According to the report, figures have been wrongly rattled off on how much water a cotton T-shirt or jacket takes (not thousands of liters), and to what degree cotton is doused in pesticides and insecticides (the report advised against using outdated sales data to account for use). Even calling cotton “water-thirsty” is misleading without context, given the crop is grown in many water-stressed regions.

“We have to start asking more questions beyond how many liters of water does it take to grow a pair of jeans,” the report noted, calling attention to the nuances of the global water cycle that warrant precision and context.

Hoping to provide stakeholders with the tools to combat oversimplification, irresponsible framing (or removing context), erratic copying (where integrity of information is diluted by incessant copying and pasting), among other means, the report sheds light on common missteps.

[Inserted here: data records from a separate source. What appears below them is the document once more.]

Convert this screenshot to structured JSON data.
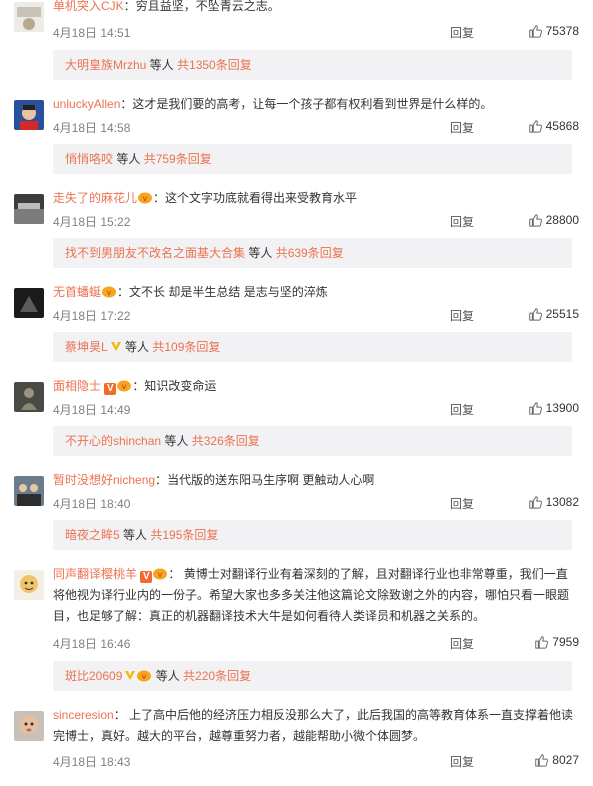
{
  "comments": [
    {
      "author": "单机突入CJK",
      "content": "穷且益坚，不坠青云之志。",
      "time": "4月18日 14:51",
      "reply_label": "回复",
      "likes": "75378",
      "subreply": {
        "name": "大明皇族Mrzhu",
        "suffix": " 等人 ",
        "count": "共1350条回复"
      }
    },
    {
      "author": "unluckyAllen",
      "content": "这才是我们要的高考，让每一个孩子都有权利看到世界是什么样的。",
      "time": "4月18日 14:58",
      "reply_label": "回复",
      "likes": "45868",
      "subreply": {
        "name": "悄悄咯咬",
        "suffix": " 等人 ",
        "count": "共759条回复"
      }
    },
    {
      "author": "走失了的麻花儿",
      "content": "这个文字功底就看得出来受教育水平",
      "time": "4月18日 15:22",
      "reply_label": "回复",
      "likes": "28800",
      "subreply": {
        "name": "找不到男朋友不改名之面基大合集",
        "suffix": " 等人 ",
        "count": "共639条回复"
      }
    },
    {
      "author": "无首蟠蜒",
      "content": "文不长 却是半生总结 是志与坚的淬炼",
      "time": "4月18日 17:22",
      "reply_label": "回复",
      "likes": "25515",
      "subreply": {
        "name": "蔡坤昊L",
        "suffix": " 等人 ",
        "count": "共109条回复"
      }
    },
    {
      "author": "面相隐士",
      "content": "知识改变命运",
      "time": "4月18日 14:49",
      "reply_label": "回复",
      "likes": "13900",
      "subreply": {
        "name": "不开心的shinchan",
        "suffix": " 等人 ",
        "count": "共326条回复"
      }
    },
    {
      "author": "暂时没想好nicheng",
      "content": "当代版的送东阳马生序啊 更触动人心啊",
      "time": "4月18日 18:40",
      "reply_label": "回复",
      "likes": "13082",
      "subreply": {
        "name": "暗夜之眸5",
        "suffix": " 等人 ",
        "count": "共195条回复"
      }
    },
    {
      "author": "同声翻译樱桃羊",
      "content": "黄博士对翻译行业有着深刻的了解，且对翻译行业也非常尊重，我们一直将他视为译行业内的一份子。希望大家也多多关注他这篇论文除致谢之外的内容，哪怕只看一眼题目，也足够了解：真正的机器翻译技术大牛是如何看待人类译员和机器之关系的。",
      "time": "4月18日 16:46",
      "reply_label": "回复",
      "likes": "7959",
      "subreply": {
        "name": "斑比20609",
        "suffix": " 等人 ",
        "count": "共220条回复"
      }
    },
    {
      "author": "sinceresion",
      "content": "上了高中后他的经济压力相反没那么大了，此后我国的高等教育体系一直支撑着他读完博士，真好。越大的平台，越尊重努力者，越能帮助小微个体圆梦。",
      "time": "4月18日 18:43",
      "reply_label": "回复",
      "likes": "8027"
    }
  ]
}
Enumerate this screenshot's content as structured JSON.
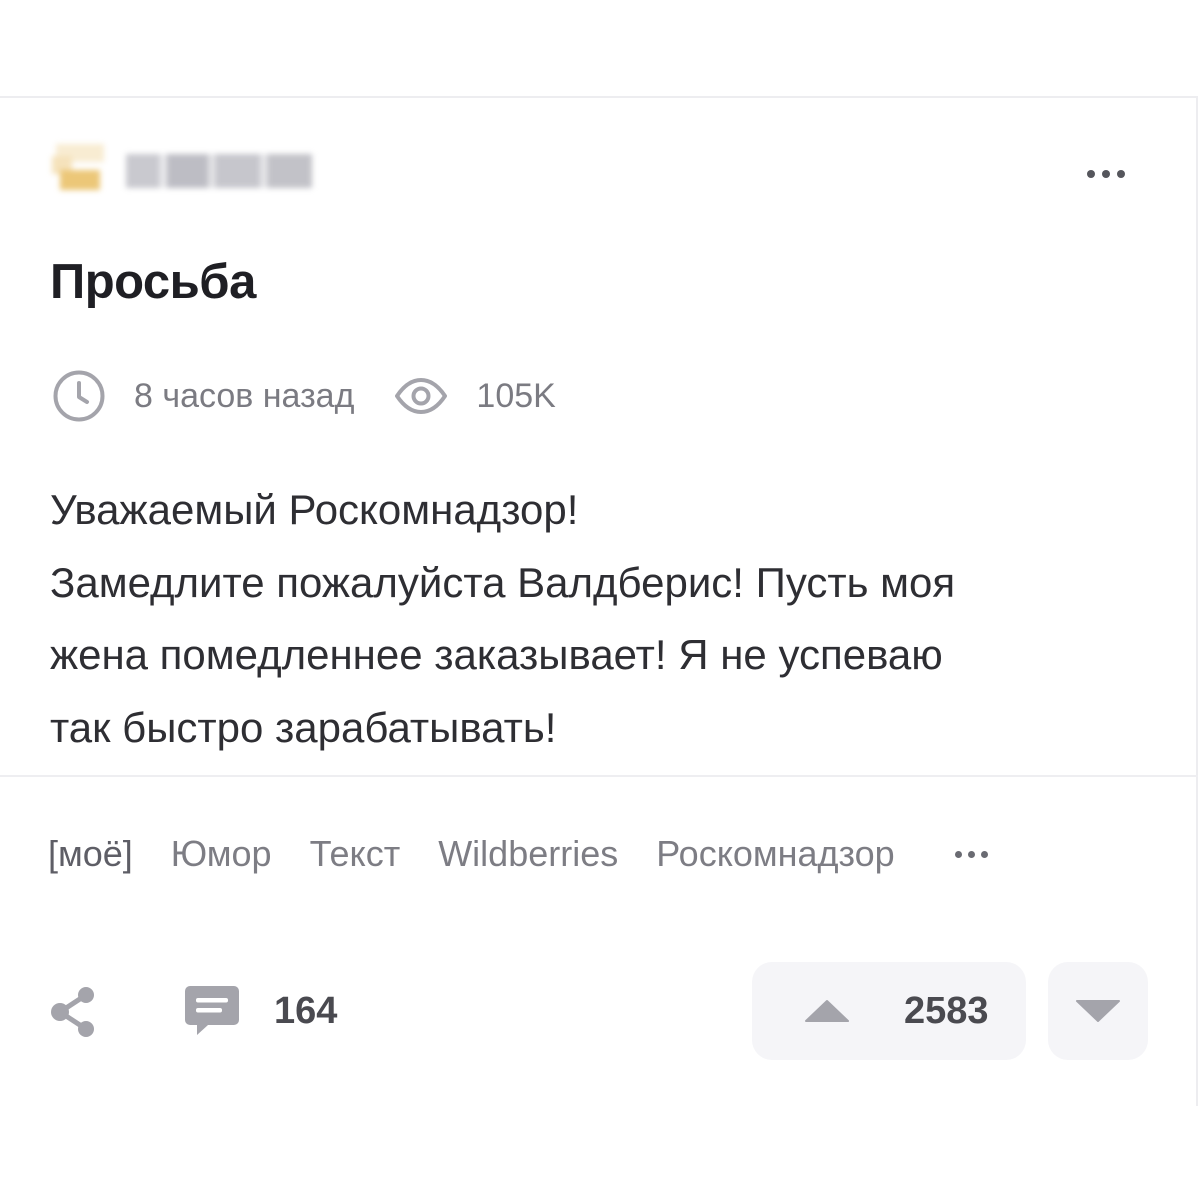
{
  "post": {
    "title": "Просьба",
    "time_ago": "8 часов назад",
    "views": "105K",
    "body_lines": [
      "Уважаемый Роскомнадзор!",
      "Замедлите пожалуйста Валдберис! Пусть моя",
      "жена помедленнее заказывает! Я не успеваю",
      "так быстро зарабатывать!"
    ]
  },
  "tags": [
    "[моё]",
    "Юмор",
    "Текст",
    "Wildberries",
    "Роскомнадзор"
  ],
  "actions": {
    "comments_count": "164",
    "rating": "2583"
  },
  "icons": {
    "menu": "more-horizontal-icon",
    "time": "clock-icon",
    "views": "eye-icon",
    "share": "share-icon",
    "comments": "comment-icon",
    "upvote": "triangle-up-icon",
    "downvote": "triangle-down-icon"
  },
  "colors": {
    "text": "#2e2e33",
    "muted": "#7b7b82",
    "icon": "#a4a4ab",
    "button_bg": "#f5f5f8"
  }
}
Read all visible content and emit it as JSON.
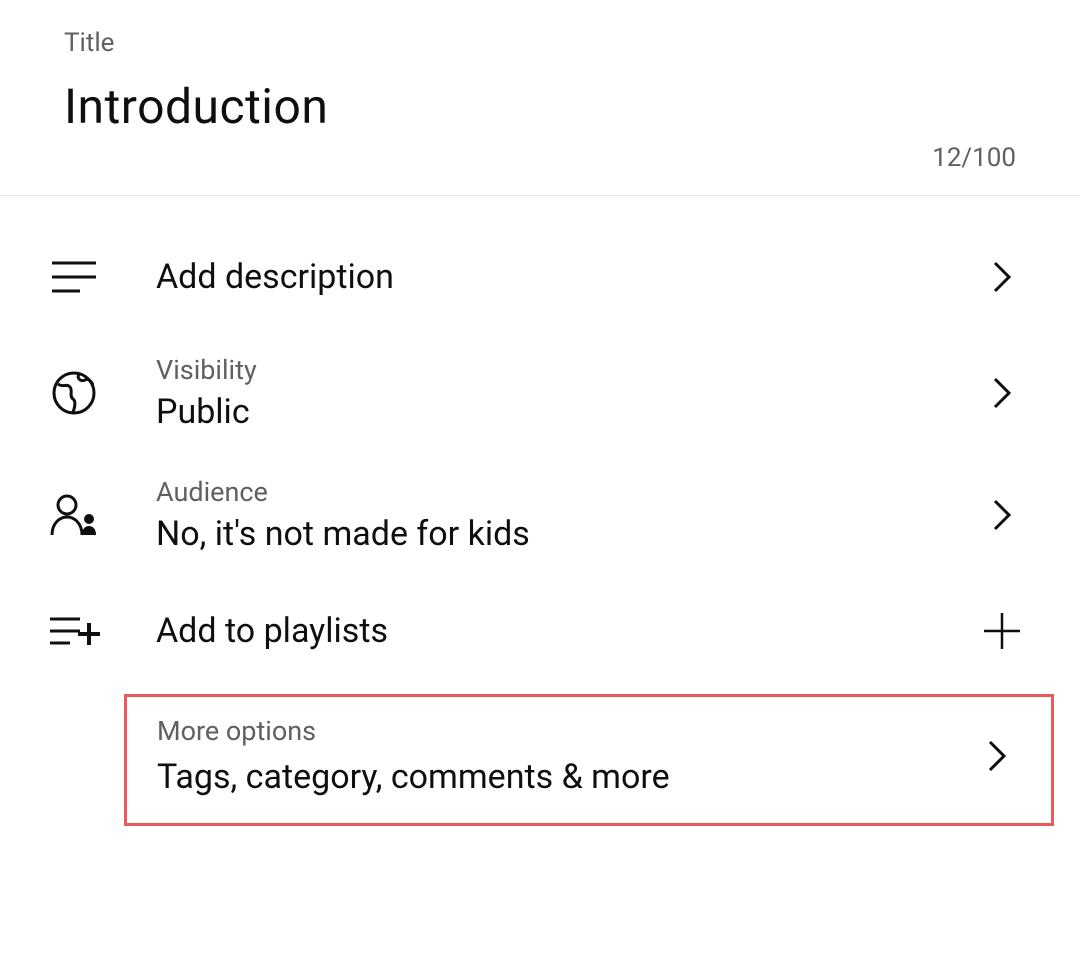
{
  "title_section": {
    "label": "Title",
    "value": "Introduction",
    "char_count": "12/100"
  },
  "rows": {
    "description": {
      "label": "Add description"
    },
    "visibility": {
      "sub_label": "Visibility",
      "value": "Public"
    },
    "audience": {
      "sub_label": "Audience",
      "value": "No, it's not made for kids"
    },
    "playlists": {
      "label": "Add to playlists"
    },
    "more": {
      "sub_label": "More options",
      "value": "Tags, category, comments & more"
    }
  }
}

“Sustainability is complex and designers and brands want something easy and simple. Unfortunately, when people create single scores or other metrics simplifying the complex science for ease of business, bad things can happen, one of which is misinformation,” Dr. Jesse Daystar, Cotton Incorporated vice president and chief sustainability officer, said in the report.

Organizations such as Fashion Revolution, the Ellen MacArthur Foundation, the Rodale Institute, the CFDA and more have circulated such stats.

Illustrating the scale of misinformation, even global retailers like Zalando, H&M, Patagonia and Inditex have used what the Transformers Foundation report says is the inaccurate claim that “organic cotton uses 91 percent less water than conventional cotton.” The figure was pulled from Textile Exchange’s comparison study of two life cycle assessments, or LCAs, from seven years ago that has “not been critically reviewed,” according to the report and thus “should be avoided.”

“As scientific understanding has evolved, we now know that comparison of specific LCA studies should not be used to make broad claims about material categories, given the differences in regionally appropriate parameters and other assumptions used in each LCA study,” Textile Exchange’s Climate+ program director Beth Jensen noted in the report. Textile Exchange confirmed it removed the figure from its forthcoming website update.

As the report summarizes and supports in depth, not all cotton is the same.

“There is no singular idea of cotton. It’s grown in so many different locations around the world with varying conditions — and that’s just the growing of it,” Marc Lewkowitz, chief executive officer of U.S. cotton nonprofit Supima and chair of the Better Cotton Initiative, told WWD. “Some things that are learned in one market may not be applicable in another,” he added, attributing variances to weather and growing conditions, financing, resources and scale.